# Is there a tax-related time limit on expat contracts?



## Rick8 (Nov 30, 2012)

Hi, 

My situation is I'm a UK national currently in France and have been here for nearly 4 years. My UK company is keen for me to return soon but have not offered a specific role yet. Also my 'mission' with the French company has an agreed maximum time of another two and a half years, which would take me to a six and a half years as an expat

The UK company has just mentioned something I would like to check with forum members. This is that there is a tax-related limit of 5 years for the expat benefits, beyond which there would be additional costs of tax. In response to my question, they are checking what such 'costs' would be related to. I currently benefit from tax-free home and school fees subsidies. I also pay income tax in France and social taxes in the UK

A couple of years ago I discussed with a partner in a large accountancy firm the question of whether there is a fixed time limit on expat contracts that is tax-related. His view was that the 5-year limit was often imposed by companies as a policy, but that a tax limit does not exist

It looks increasingly likely that the UK company will use this as a negotiation tactic to encourage my repatriation and I would like to be sure of my ground, so any comments or advice would be much appreciated !

Many thanks, Rick8


----------



## Bevdeforges (Nov 16, 2007)

At least as far as US expats are concerned, the "five year limit" relates to French cotisations (i.e. social insurances), as this is the limit to how long the French government will allow a "temporary" employee from outside France to remain in his "back home" social insurance system.

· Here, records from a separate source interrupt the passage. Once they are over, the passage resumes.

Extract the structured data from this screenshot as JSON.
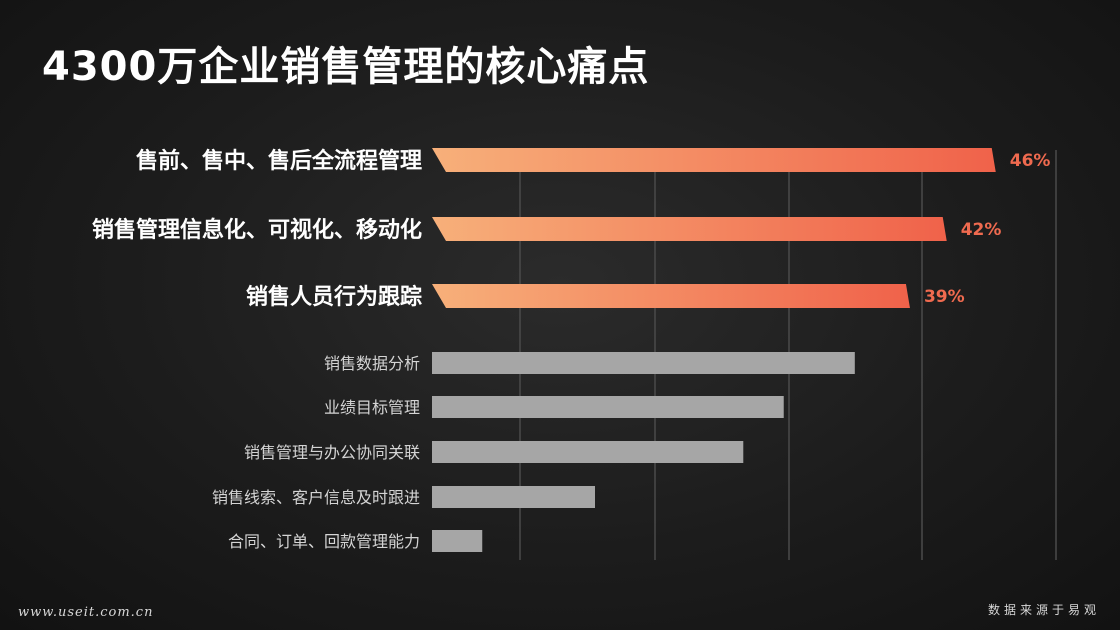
{
  "page": {
    "title": "4300万企业销售管理的核心痛点",
    "footer_left": "www.useit.com.cn",
    "footer_right": "数据来源于易观"
  },
  "colors": {
    "highlight_start": "#f7b07a",
    "highlight_end": "#f0624a",
    "highlight_label": "#ef6a4f",
    "gray_bar": "#a6a6a6",
    "gridline": "#4a4a4a"
  },
  "chart_data": {
    "type": "bar",
    "orientation": "horizontal",
    "categories": [
      "售前、售中、售后全流程管理",
      "销售管理信息化、可视化、移动化",
      "销售人员行为跟踪",
      "销售数据分析",
      "业绩目标管理",
      "销售管理与办公协同关联",
      "销售线索、客户信息及时跟进",
      "合同、订单、回款管理能力"
    ],
    "values": [
      46,
      42,
      39,
      34.5,
      28.7,
      25.4,
      13.3,
      4.1
    ],
    "data_labels": [
      "46%",
      "42%",
      "39%",
      "",
      "",
      "",
      "",
      ""
    ],
    "highlighted": [
      true,
      true,
      true,
      false,
      false,
      false,
      false,
      false
    ],
    "xlim": [
      0,
      47
    ],
    "grid": true,
    "title": "",
    "xlabel": "",
    "ylabel": ""
  }
}
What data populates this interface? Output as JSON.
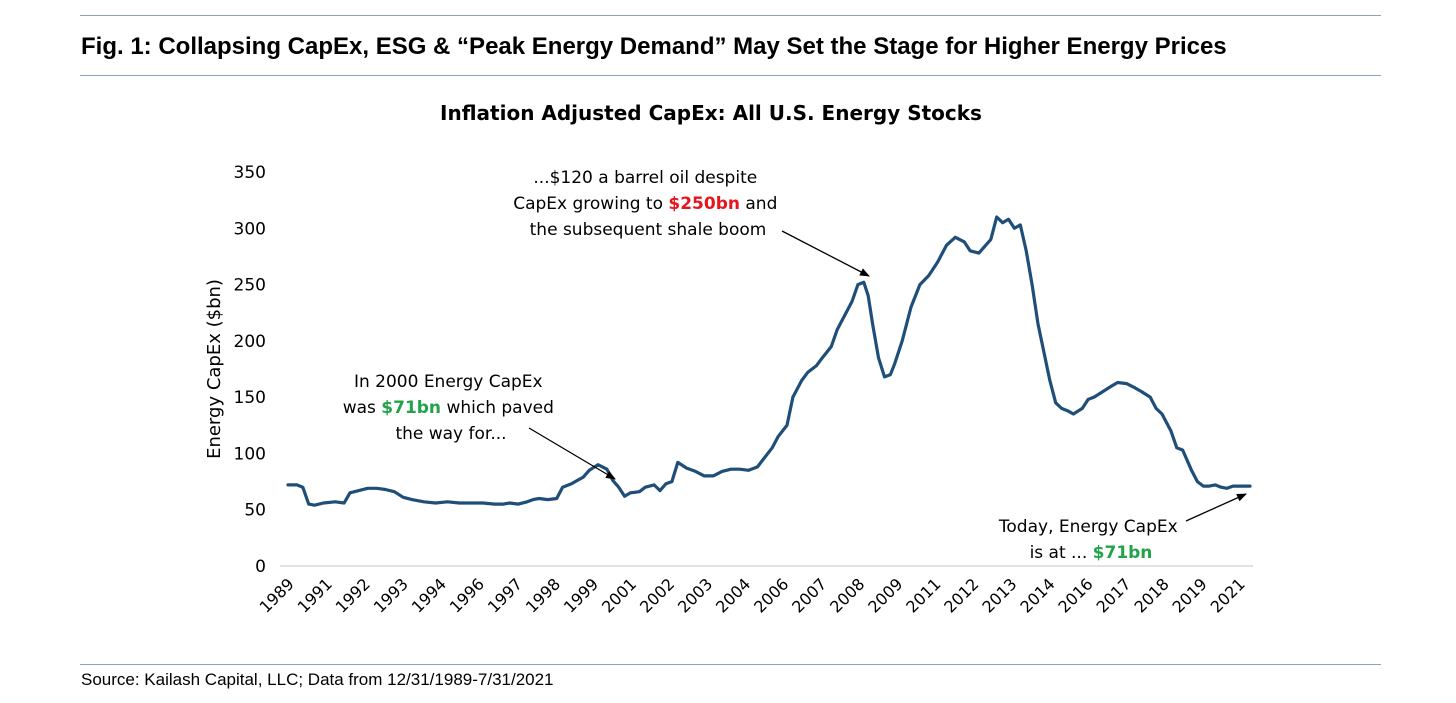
{
  "figure": {
    "title": "Fig. 1:  Collapsing CapEx, ESG & “Peak Energy Demand” May Set the Stage for Higher Energy Prices",
    "source": "Source: Kailash Capital, LLC; Data from 12/31/1989-7/31/2021"
  },
  "colors": {
    "line": "#1f4e79",
    "rule": "#8ea2bd",
    "axis": "#d9d9d9",
    "highlight_red": "#e8141b",
    "highlight_green": "#22a34a"
  },
  "chart_data": {
    "type": "line",
    "title": "Inflation Adjusted CapEx: All U.S. Energy Stocks",
    "xlabel": "",
    "ylabel": "Energy CapEx ($bn)",
    "ylim": [
      0,
      350
    ],
    "yticks": [
      0,
      50,
      100,
      150,
      200,
      250,
      300,
      350
    ],
    "xlim": [
      1989.0,
      2021.58
    ],
    "xtick_labels": [
      "1989",
      "1991",
      "1992",
      "1993",
      "1994",
      "1996",
      "1997",
      "1998",
      "1999",
      "2001",
      "2002",
      "2003",
      "2004",
      "2006",
      "2007",
      "2008",
      "2009",
      "2011",
      "2012",
      "2013",
      "2014",
      "2016",
      "2017",
      "2018",
      "2019",
      "2021"
    ],
    "grid": false,
    "legend": "none",
    "series": [
      {
        "x": [
          1989.0,
          1989.3,
          1989.5,
          1989.7,
          1989.9,
          1990.2,
          1990.6,
          1990.9,
          1991.1,
          1991.4,
          1991.7,
          1992.0,
          1992.3,
          1992.6,
          1992.9,
          1993.2,
          1993.6,
          1994.0,
          1994.4,
          1994.8,
          1995.2,
          1995.6,
          1996.0,
          1996.3,
          1996.5,
          1996.8,
          1997.1,
          1997.3,
          1997.5,
          1997.8,
          1998.1,
          1998.3,
          1998.6,
          1998.8,
          1999.0,
          1999.2,
          1999.5,
          1999.8,
          2000.0,
          2000.2,
          2000.4,
          2000.6,
          2000.9,
          2001.1,
          2001.4,
          2001.6,
          2001.8,
          2002.0,
          2002.2,
          2002.5,
          2002.8,
          2003.1,
          2003.4,
          2003.7,
          2004.0,
          2004.3,
          2004.6,
          2004.9,
          2005.1,
          2005.4,
          2005.6,
          2005.9,
          2006.1,
          2006.4,
          2006.6,
          2006.9,
          2007.1,
          2007.4,
          2007.6,
          2007.9,
          2008.1,
          2008.3,
          2008.5,
          2008.65,
          2008.8,
          2009.0,
          2009.2,
          2009.4,
          2009.55,
          2009.8,
          2010.1,
          2010.4,
          2010.7,
          2011.0,
          2011.3,
          2011.6,
          2011.9,
          2012.1,
          2012.4,
          2012.6,
          2012.8,
          2013.0,
          2013.2,
          2013.4,
          2013.6,
          2013.8,
          2014.0,
          2014.2,
          2014.4,
          2014.6,
          2014.8,
          2015.0,
          2015.2,
          2015.4,
          2015.6,
          2015.9,
          2016.1,
          2016.3,
          2016.6,
          2016.9,
          2017.1,
          2017.4,
          2017.7,
          2017.9,
          2018.2,
          2018.4,
          2018.6,
          2018.9,
          2019.1,
          2019.3,
          2019.6,
          2019.8,
          2020.0,
          2020.2,
          2020.4,
          2020.6,
          2020.8,
          2021.0,
          2021.2,
          2021.4,
          2021.58
        ],
        "values": [
          72,
          72,
          70,
          55,
          54,
          56,
          57,
          56,
          65,
          67,
          69,
          69,
          68,
          66,
          61,
          59,
          57,
          56,
          57,
          56,
          56,
          56,
          55,
          55,
          56,
          55,
          57,
          59,
          60,
          59,
          60,
          70,
          73,
          76,
          79,
          85,
          90,
          86,
          76,
          70,
          62,
          65,
          66,
          70,
          72,
          67,
          73,
          75,
          92,
          87,
          84,
          80,
          80,
          84,
          86,
          86,
          85,
          88,
          95,
          105,
          115,
          125,
          150,
          165,
          172,
          178,
          185,
          195,
          210,
          225,
          235,
          250,
          252,
          240,
          215,
          185,
          168,
          170,
          180,
          200,
          230,
          250,
          258,
          270,
          285,
          292,
          288,
          280,
          278,
          284,
          290,
          310,
          305,
          308,
          300,
          303,
          280,
          250,
          215,
          190,
          165,
          145,
          140,
          138,
          135,
          140,
          148,
          150,
          155,
          160,
          163,
          162,
          158,
          155,
          150,
          140,
          135,
          120,
          105,
          103,
          85,
          75,
          71,
          71,
          72,
          70,
          69,
          71,
          71,
          71,
          71
        ]
      }
    ],
    "annotations": [
      {
        "id": "peak",
        "lines": [
          [
            {
              "text": "...$120 a barrel oil despite",
              "color": "black"
            }
          ],
          [
            {
              "text": "CapEx growing to ",
              "color": "black"
            },
            {
              "text": "$250bn",
              "color": "red"
            },
            {
              "text": " and",
              "color": "black"
            }
          ],
          [
            {
              "text": "the subsequent shale boom",
              "color": "black"
            }
          ]
        ]
      },
      {
        "id": "y2000",
        "lines": [
          [
            {
              "text": "In 2000 Energy CapEx",
              "color": "black"
            }
          ],
          [
            {
              "text": "was ",
              "color": "black"
            },
            {
              "text": "$71bn",
              "color": "green"
            },
            {
              "text": " which paved",
              "color": "black"
            }
          ],
          [
            {
              "text": "the way for...",
              "color": "black"
            }
          ]
        ]
      },
      {
        "id": "today",
        "lines": [
          [
            {
              "text": "Today, Energy CapEx",
              "color": "black"
            }
          ],
          [
            {
              "text": "is at ... ",
              "color": "black"
            },
            {
              "text": "$71bn",
              "color": "green"
            }
          ]
        ]
      }
    ]
  }
}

The cotisations for a French employee cost the employer about 40% of the employee's gross salary - and is said to be one of the highest in Europe. This is very likely what your employer is concerned about.

The government office that your employer should be working with is called DIRECCTE. They are organized by region within France, but I did manage to find an article from the Aquitaine region that might be of interest in your situation: Cadre juridique des prestations de services internationales - Direccte
Cheers,
Bev


----------